Holmstrom got the club's first-ever standing ovation and the offer of a check from one of the town's wealthiest businessmen. He turned it down at first, he said, because he hadn't the foggiest notion of what to do. Even in socially progressive Minnesota, nicknamed the "land of 10,000 treatment centers," children's programs seemed to come and go without changing much. This time, however, civic leaders, afire from Holstrom's speech, were determined to come up with something different.

What they ultimately pioneered here--a research-based initiative that aims to rally the whole community around building specific strengths in children--has now spread to hundredsof communities in Minnesota and as as far away as Maine and Alaska, from Native American reservations to the entire state of Colorado, each tired of despair, hungry for solutions and believing the answer lies in engaging disparate elements of cities and towns for the common good.

The fervor for community building can be traced partly to the devolution of money and power from the federal government to the states, which has sparked a search for low-cost solutions to local social problems. But more, "There is a readiness for a language of hope, a language about human beings that shifts from deficits and problems to the possibilities," said Peter Benson, a social psychologist and president of the Search Institute, the nonprofit research organization based in Minneapolis that was hired by St. Louis Park's original partnership to find a new approach.

By reviewing research literature, the institute had already identified 30 (now 40) "developmental assets"--such as sustained attention from at least three adults, structured use of time and church attendance--that can be correlated with healthy behaviors in young people. Questionnaires of 250,000 students across the country showed that as the number of assets rose, there were corresponding reductions of many forms of "high-risk" behavior, such as drinking and driving, violence and school failure.

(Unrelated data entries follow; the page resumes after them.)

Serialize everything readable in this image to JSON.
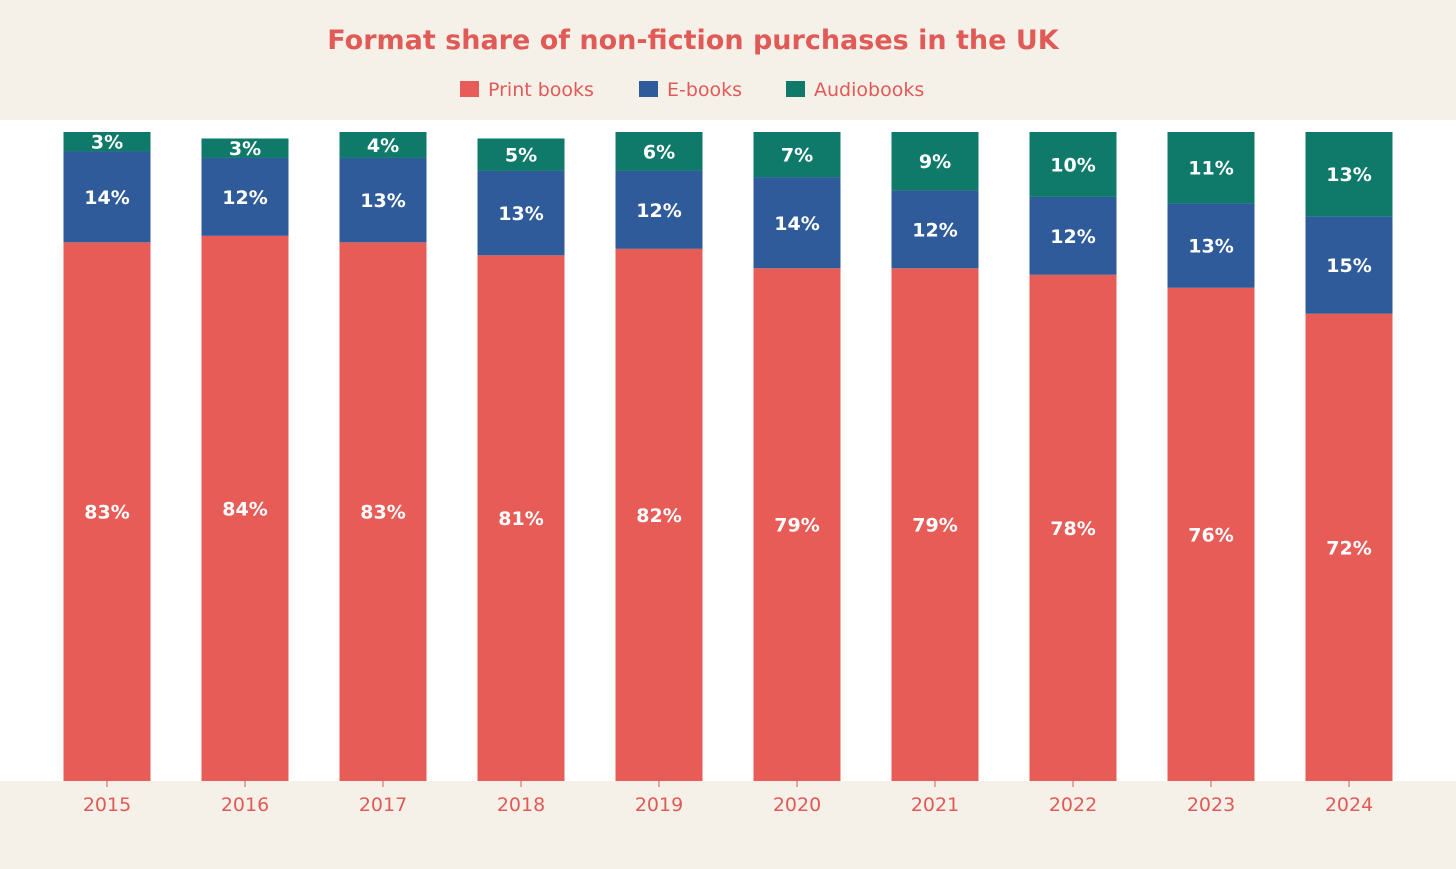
{
  "colors": {
    "background": "#f6f1e8",
    "plot_background": "#ffffff",
    "text": "#e05a57"
  },
  "chart_data": {
    "type": "bar",
    "stacked": true,
    "title": "Format share of non-fiction purchases in the UK",
    "xlabel": "",
    "ylabel": "",
    "ylim": [
      0,
      100
    ],
    "grid": false,
    "legend_position": "top-center",
    "categories": [
      "2015",
      "2016",
      "2017",
      "2018",
      "2019",
      "2020",
      "2021",
      "2022",
      "2023",
      "2024"
    ],
    "series": [
      {
        "name": "Print books",
        "color": "#e85c58",
        "values": [
          83,
          84,
          83,
          81,
          82,
          79,
          79,
          78,
          76,
          72
        ],
        "labels": [
          "83%",
          "84%",
          "83%",
          "81%",
          "82%",
          "79%",
          "79%",
          "78%",
          "76%",
          "72%"
        ]
      },
      {
        "name": "E-books",
        "color": "#2f5b9a",
        "values": [
          14,
          12,
          13,
          13,
          12,
          14,
          12,
          12,
          13,
          15
        ],
        "labels": [
          "14%",
          "12%",
          "13%",
          "13%",
          "12%",
          "14%",
          "12%",
          "12%",
          "13%",
          "15%"
        ]
      },
      {
        "name": "Audiobooks",
        "color": "#0f7a6a",
        "values": [
          3,
          3,
          4,
          5,
          6,
          7,
          9,
          10,
          11,
          13
        ],
        "labels": [
          "3%",
          "3%",
          "4%",
          "5%",
          "6%",
          "7%",
          "9%",
          "10%",
          "11%",
          "13%"
        ]
      }
    ]
  }
}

While it may be obvious that children do better with more community support, public policies and programs have tended to shift from problem to problem, from teen pregnancy to AIDS to violence, Benson said. "As a culture, we keep looking for the silver bullet, the one program we can put kids through that will shape them up."

Youthful and enthusiastic, Benson said his work, funded by many private foundations, primarily the Lutheran Foundation, underscored the point that desirable developmental assets are cumulative. "Kids need not 8 or 10 of these things, but all of them," said Benson, whose book on community asset building, "All Kids Are Our Kids," will be published by Jossey-Bass in the fall. "The average kid has less than half of them."

To encourage other cities to come up with their own programs, the institute developed a Healthy Communities-Healthy Youth initiative, including surveys, materials and advice. In response to the interest--most of the 220 communities have signed up in the last year--Search Institute has upped its staff from 50 to 70 and is now opening a branch in Colorado.

Even so, the initiative has yet to be tested; controlled studies have only just begun.

Benson said the questions remain: "How can a St. Louis Park, a Seattle or an Albuquerque change the public will, and change the action of citizens so that most kids in the city will become more asset-rich? Can you actually raise the bar so the average kid has 30 of them?"

Some researchers from the University of Minnesota cautioned that correlations are not the same as causes. "You can say kids should play music because somebody has found some correlation between music and kids' well-being. It doesn't follow that if you tell kids to play music, they will function better," said Alan Sroufe, a researcher at the university's Institute for Child Development. The cures for today's social ills are more complicated than providing opportunities for youths because the most troubled children are not likely to take advantage of the opportunities, he said.